At present, over 170 different sites that host cosmology talks are scraped to collect new talks for import into the sqlite database. The shot-scraper and sqlite-utils tools are a major help for this.

I also use the Mastodon API to get my favorites, toots, and boosts into a local database so I can do searches on the data. This was done on Twitter and was then extended to the Mastodon data. Again, sqlite-utils is an important tool for this.

rtanglao commented 1 year ago

Happy Birthday Datasette!

Thanks Simon!!

I use datasette on everything most notably my flickr metadata SQLite DB to make art.

Datasette lite on my 2019 flickr metadata is super helpful too: https://lite.datasette.io/?csv=https%3A%2F%2Fraw.githubusercontent.com%2Frtanglao%2Frt-flickr-sqlite-csv%2Fmain%2F2019-roland-flickr-metadata.csv

Even better datasette lite on all firefox support questions from 2021: https://lite.datasette.io/?url=https%3A%2F%2Fraw.githubusercontent.com%2Frtanglao%2Frt-kits-api3%2Fmain%2FYEARLY_CSV_FILES%2F2021-firefox-sumo-questions.db

Thanks again Simon! So great! What a gift to the world!!!!!!

hydrosquall commented 1 year ago

Happy birthday to datasette and thank you Simon for your continued effort on this project!

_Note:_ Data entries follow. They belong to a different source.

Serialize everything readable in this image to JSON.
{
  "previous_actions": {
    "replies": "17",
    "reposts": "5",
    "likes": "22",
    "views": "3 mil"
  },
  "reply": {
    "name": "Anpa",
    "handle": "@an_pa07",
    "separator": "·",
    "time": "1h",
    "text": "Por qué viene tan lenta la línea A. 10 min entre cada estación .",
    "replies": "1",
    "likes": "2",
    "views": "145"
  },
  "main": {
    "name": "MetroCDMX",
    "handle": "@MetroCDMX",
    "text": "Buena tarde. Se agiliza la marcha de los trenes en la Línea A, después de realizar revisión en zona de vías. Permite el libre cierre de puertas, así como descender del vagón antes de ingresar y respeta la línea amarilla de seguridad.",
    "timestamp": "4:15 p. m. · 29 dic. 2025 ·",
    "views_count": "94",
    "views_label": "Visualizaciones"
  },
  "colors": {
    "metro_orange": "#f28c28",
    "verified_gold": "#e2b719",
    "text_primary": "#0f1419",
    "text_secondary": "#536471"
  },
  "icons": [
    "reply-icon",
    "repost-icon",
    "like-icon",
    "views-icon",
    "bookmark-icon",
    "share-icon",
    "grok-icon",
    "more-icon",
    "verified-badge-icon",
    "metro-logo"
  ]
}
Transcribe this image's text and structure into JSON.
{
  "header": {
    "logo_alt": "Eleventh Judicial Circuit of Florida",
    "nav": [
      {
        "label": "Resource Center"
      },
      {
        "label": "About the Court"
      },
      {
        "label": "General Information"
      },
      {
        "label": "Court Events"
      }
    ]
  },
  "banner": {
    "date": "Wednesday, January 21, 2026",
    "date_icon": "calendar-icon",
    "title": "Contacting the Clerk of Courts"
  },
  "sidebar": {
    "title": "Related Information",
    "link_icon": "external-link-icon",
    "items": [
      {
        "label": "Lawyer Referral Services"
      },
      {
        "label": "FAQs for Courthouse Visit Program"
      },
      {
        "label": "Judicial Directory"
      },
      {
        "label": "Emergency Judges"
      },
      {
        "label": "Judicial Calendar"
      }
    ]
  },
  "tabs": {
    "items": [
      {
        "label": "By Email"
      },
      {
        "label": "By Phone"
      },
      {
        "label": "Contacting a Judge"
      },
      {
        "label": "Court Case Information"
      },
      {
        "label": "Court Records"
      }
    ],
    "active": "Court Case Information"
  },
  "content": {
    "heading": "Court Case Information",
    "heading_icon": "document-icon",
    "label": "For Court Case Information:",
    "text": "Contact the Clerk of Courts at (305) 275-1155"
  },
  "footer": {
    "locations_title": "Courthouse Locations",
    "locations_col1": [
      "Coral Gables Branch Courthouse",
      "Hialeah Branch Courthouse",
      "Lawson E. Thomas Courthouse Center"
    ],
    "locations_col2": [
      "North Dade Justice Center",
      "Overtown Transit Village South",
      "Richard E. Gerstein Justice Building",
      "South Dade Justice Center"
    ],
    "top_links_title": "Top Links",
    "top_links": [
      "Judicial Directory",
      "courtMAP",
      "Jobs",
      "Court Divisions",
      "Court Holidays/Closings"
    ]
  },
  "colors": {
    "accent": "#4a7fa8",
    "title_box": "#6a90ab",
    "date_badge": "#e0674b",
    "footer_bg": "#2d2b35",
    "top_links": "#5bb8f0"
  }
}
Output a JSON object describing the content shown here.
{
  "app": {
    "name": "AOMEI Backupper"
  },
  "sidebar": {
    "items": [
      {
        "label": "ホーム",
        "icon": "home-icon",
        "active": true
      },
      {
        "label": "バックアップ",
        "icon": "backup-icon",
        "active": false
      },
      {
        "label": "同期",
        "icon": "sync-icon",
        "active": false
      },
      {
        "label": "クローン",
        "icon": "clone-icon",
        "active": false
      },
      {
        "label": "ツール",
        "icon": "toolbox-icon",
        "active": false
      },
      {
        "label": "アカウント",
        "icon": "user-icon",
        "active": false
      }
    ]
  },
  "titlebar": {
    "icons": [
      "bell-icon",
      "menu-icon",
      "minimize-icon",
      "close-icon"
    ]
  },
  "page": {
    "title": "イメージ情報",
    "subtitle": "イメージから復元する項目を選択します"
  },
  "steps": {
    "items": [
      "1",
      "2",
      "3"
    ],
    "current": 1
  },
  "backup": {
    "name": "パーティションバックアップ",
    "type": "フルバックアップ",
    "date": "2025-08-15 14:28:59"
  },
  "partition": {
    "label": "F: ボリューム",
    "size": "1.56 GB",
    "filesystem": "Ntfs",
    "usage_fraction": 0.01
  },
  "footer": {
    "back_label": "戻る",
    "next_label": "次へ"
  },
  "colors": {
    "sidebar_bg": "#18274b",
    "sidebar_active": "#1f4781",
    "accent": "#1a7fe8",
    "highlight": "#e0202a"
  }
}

I use datasette (python) as a fast layer on top of search for github projects using https://github.com/dogsheep/github-to-sqlite , and use the JSON API it provides to serve sample data to make Vega-Lite graphing workshop examples that don't require authentication/API keys. It's awesome to have a full SQL API support working without needing to develop any custom API middleware for both filtering and grouping.

I've also enjoyed using it as a teaching tool for working with public dataset in civic data workshops and as a platform for making visualization plugins . I

I'm especially excited about datasette-lite, as it will let people participate in future editions of this workshop without having to install anything to make use of their own tables :)

fgregg commented 1 year ago

i wrote up a blog post of how i'm using it! https://bunkum.us/2022/11/20/mgdo-stack.html

stevecrawshaw commented 1 year ago

A bit late to this, but I have made an app to publish air quality data in Bristol, UK. air quality data in Bristol, UK. Next step to see if I can make a streamlit app based on this to produce some nice charts.